Melbourne Bioinnovation Student Initiative (MBSI), Parkville, VIC, Australia.
Department of Radiology, Artificial Intelligence in Radiology Laboratory, Austin Health, 145 Studley Rd, Heidelberg, VIC, 3084, Australia.
Eur Radiol. 2024 Sep;34(9):5816-5828. doi: 10.1007/s00330-024-10630-w. Epub 2024 Feb 10.
To develop and share a deep learning method that can accurately identify optimal inversion time (TI) from multi-vendor, multi-institutional and multi-field strength inversion scout (TI scout) sequences for late gadolinium enhancement cardiac MRI.
Retrospective multicentre study conducted on 1136 1.5-T and 3-T cardiac MRI examinations from four centres and three scanner vendors. Deep learning models, comprising a convolutional neural network (CNN) that provides input to a long short-term memory (LSTM) network, were trained on TI scout pixel data from centres 1 to 3 to identify optimal TI, using ground truth annotations by two readers. Accuracy within 50 ms, mean absolute error (MAE), Lin's concordance coefficient (LCCC) and reduced major axis regression (RMAR) were used to select the best model from validation results, and applied to holdout test data. Robustness of the best-performing model was also tested on imaging data from centre 4.

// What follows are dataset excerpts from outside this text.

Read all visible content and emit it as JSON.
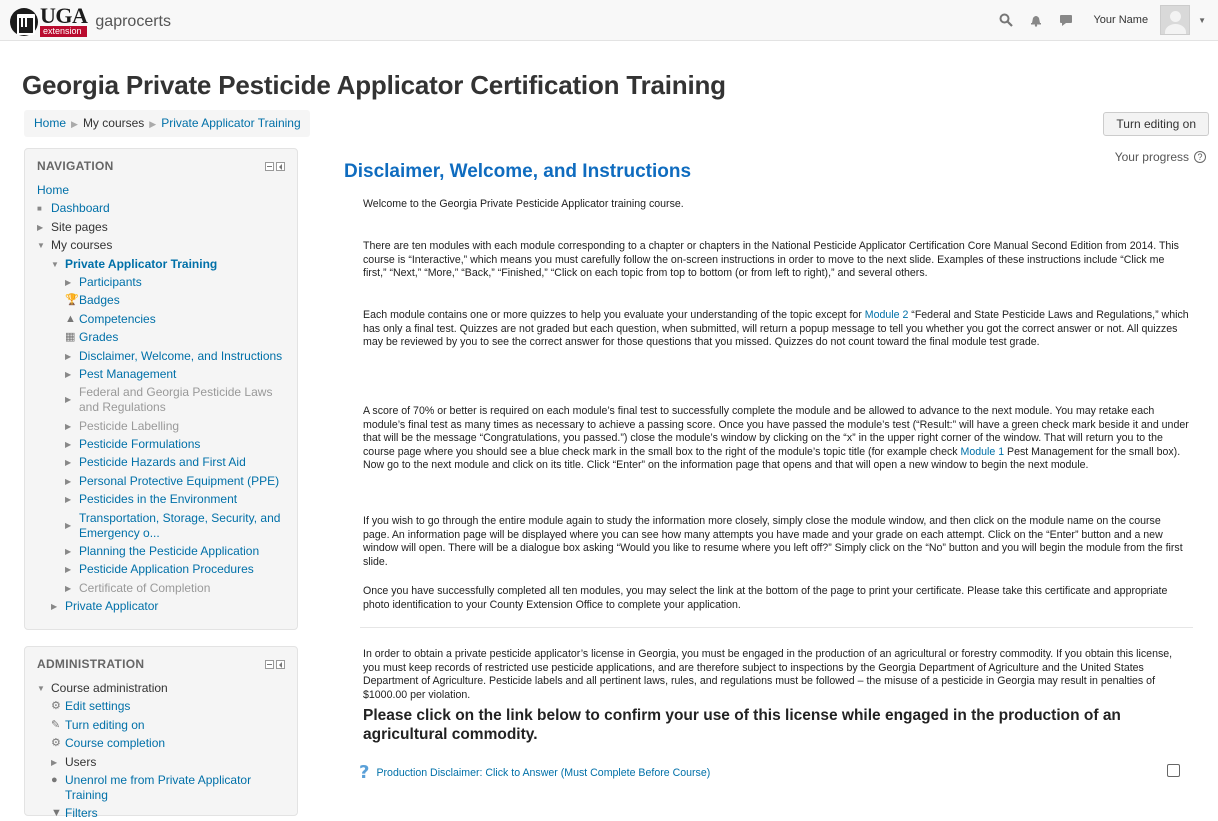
{
  "navbar": {
    "logo_main": "UGA",
    "logo_sub": "extension",
    "site_name": "gaprocerts",
    "icons": [
      "search-icon",
      "notifications-icon",
      "messages-icon"
    ],
    "user_name": "Your Name"
  },
  "page": {
    "title": "Georgia Private Pesticide Applicator Certification Training",
    "edit_button": "Turn editing on",
    "progress_label": "Your progress"
  },
  "breadcrumb": {
    "home": "Home",
    "my_courses": "My courses",
    "current": "Private Applicator Training"
  },
  "navigation": {
    "title": "NAVIGATION",
    "home": "Home",
    "dashboard": "Dashboard",
    "site_pages": "Site pages",
    "my_courses": "My courses",
    "course": "Private Applicator Training",
    "participants": "Participants",
    "badges": "Badges",
    "competencies": "Competencies",
    "grades": "Grades",
    "topics": [
      "Disclaimer, Welcome, and Instructions",
      "Pest Management",
      "Federal and Georgia Pesticide Laws and Regulations",
      "Pesticide Labelling",
      "Pesticide Formulations",
      "Pesticide Hazards and First Aid",
      "Personal Protective Equipment (PPE)",
      "Pesticides in the Environment",
      "Transportation, Storage, Security, and Emergency o...",
      "Planning the Pesticide Application",
      "Pesticide Application Procedures",
      "Certificate of Completion"
    ],
    "private_applicator": "Private Applicator"
  },
  "administration": {
    "title": "ADMINISTRATION",
    "course_admin": "Course administration",
    "edit_settings": "Edit settings",
    "turn_editing_on": "Turn editing on",
    "course_completion": "Course completion",
    "users": "Users",
    "unenrol": "Unenrol me from Private Applicator Training",
    "filters": "Filters"
  },
  "section": {
    "title": "Disclaimer, Welcome, and Instructions",
    "welcome": "Welcome to the Georgia Private Pesticide Applicator training course.",
    "p1": "There are ten modules with each module corresponding to a chapter or chapters in the National Pesticide Applicator Certification Core Manual Second Edition from 2014.  This course is “Interactive,” which means you must carefully follow the on-screen instructions in order to move to the next slide.  Examples of these instructions include “Click me first,” “Next,” “More,” “Back,” “Finished,” “Click on each topic from top to bottom (or from left to right),” and several others.",
    "p2_a": "Each module contains one or more quizzes to help you evaluate your understanding of the topic except for ",
    "p2_link": "Module 2",
    "p2_b": " “Federal and State Pesticide Laws and Regulations,” which has only a final test.  Quizzes are not graded but each question, when submitted, will return a popup message to tell you whether you got the correct answer or not.  All quizzes may be reviewed by you to see the correct answer for those questions that you missed.  Quizzes do not count toward the final module test grade.",
    "p3_a": "A score of 70% or better is required on each module’s final test to successfully complete the module and be allowed to advance to the next module.  You may retake each module’s final test as many times as necessary to achieve a passing score.  Once you have passed the module’s test (“Result:” will have a green check mark beside it and under that will be the message “Congratulations, you passed.”) close the module’s window by clicking on the “x” in the upper right corner of the window.  That will return you to the course page where you should see a blue check mark in the small box to the right of the module’s topic title (for example check ",
    "p3_link": "Module 1",
    "p3_b": " Pest Management for the small box).  Now go to the next module and click on its title.  Click “Enter” on the information page that opens and that will open a new window to begin the next module.",
    "p4": "If you wish to go through the entire module again to study the information more closely, simply close the module window, and then click on the module name on the course page.  An information page will be displayed where you can see how many attempts you have made and your grade on each attempt.  Click on the “Enter” button and a new window will open.  There will be a dialogue box asking “Would you like to resume where you left off?”  Simply click on the “No” button and you will begin the module from the first slide.",
    "p5": "Once you have successfully completed all ten modules, you may select the link at the bottom of the page to print your certificate.  Please take this certificate and appropriate photo identification to your County Extension Office to complete your application.",
    "p6": "In order to obtain a private pesticide applicator’s license in Georgia, you must be engaged in the production of an agricultural or forestry commodity. If you obtain this license, you must keep records of restricted use pesticide applications, and are therefore subject to inspections by the Georgia Department of Agriculture and the United States Department of Agriculture. Pesticide labels and all pertinent laws, rules, and regulations must be followed – the misuse of a pesticide in Georgia may result in penalties of $1000.00 per violation.",
    "confirm_heading": "Please click on the link below to confirm your use of this license while engaged in the production of an agricultural commodity.",
    "disclaimer_link": "Production Disclaimer: Click to Answer (Must Complete Before Course)"
  },
  "colors": {
    "link": "#0070a8",
    "section_title": "#0f6cbf",
    "brand_red": "#ba0c2f",
    "block_bg": "#f5f5f5"
  }
}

The best model (SE-ResNet18-LSTM) produced accuracy of 96.1%, MAE 22.9 ms and LCCC 0.47 compared to ground truth on the holdout test set and accuracy of 97.3%, MAE 15.2 ms and LCCC 0.64 when tested on unseen external (centre 4) data. Differences in vendor performance were observed, with greatest accuracy for the most commonly represented vendor in the training data.
A deep learning model was developed that can identify optimal inversion time from TI scout images on multi-vendor data with high accuracy, including on previously unseen external data. We make this model available to the scientific community for further assessment or development.
A robust automated inversion time selection tool for late gadolinium-enhanced imaging allows for reproducible and efficient cross-vendor inversion time selection.
• A model comprising convolutional and recurrent neural networks was developed to extract optimal TI from TI scout images. • Model accuracy within 50 ms of ground truth on multi-vendor holdout and external data of 96.1% and 97.3% respectively was achieved. • This model could improve workflow efficiency and standardise optimal TI selection for consistent LGE imaging.
开发并分享一种深度学习方法,以便能够从多供应商、多机构和多场强反转预扫描(TI 预扫描)序列中准确识别心脏 MRI 晚期钆增强的最佳反转时间(TI)。
对来自四个中心和三个扫描仪供应商的 1136 例 1.5T 和 3T 心脏 MRI 检查进行回顾性多中心研究。深度学习模型由卷积神经网络(CNN)和长短时记忆网络(LSTM)组成,在中心 1 至 3 的 TI 预扫描像素数据上进行训练,以识别最佳 TI,使用两位读者的地面真实注释。准确性在 50ms 以内,平均绝对误差(MAE)、Lin 的一致性系数(LCCC)和简化主要轴回归(RMAR)用于从验证结果中选择最佳模型,并应用于保留测试数据。还在中心 4 的成像数据上测试了表现最佳模型的稳健性。
最佳模型(SE-ResNet18-LSTM)在保留测试集上的准确率为 96.1%,MAE 为 22.9ms,LCCC 为 0.47,与地面真实值相比;在对未见的外部(中心 4)数据进行测试时,准确率为 97.3%,MAE 为 15.2ms,LCCC 为 0.64。观察到供应商性能的差异,在训练数据中最常见的供应商的准确性最高。
开发了一种深度学习模型,可以从多供应商数据的 TI 预扫描图像中以高精度识别最佳反转时间,包括以前未见的外部数据。我们将此模型提供给科学界进行进一步评估或开发。
一种用于晚期钆增强成像的稳健自动反转时间选择工具,可以实现跨供应商的可重复和高效反转时间选择。
开发了一种由卷积和递归神经网络组成的模型,用于从 TI 预扫描图像中提取最佳 TI。
在多供应商保留和外部数据上,模型的准确性分别达到了 50ms 以内的地面真实值,分别为 96.1%和 97.3%。
该模型可以提高工作流程效率,并为一致的 LGE 成像标准化最佳 TI 选择。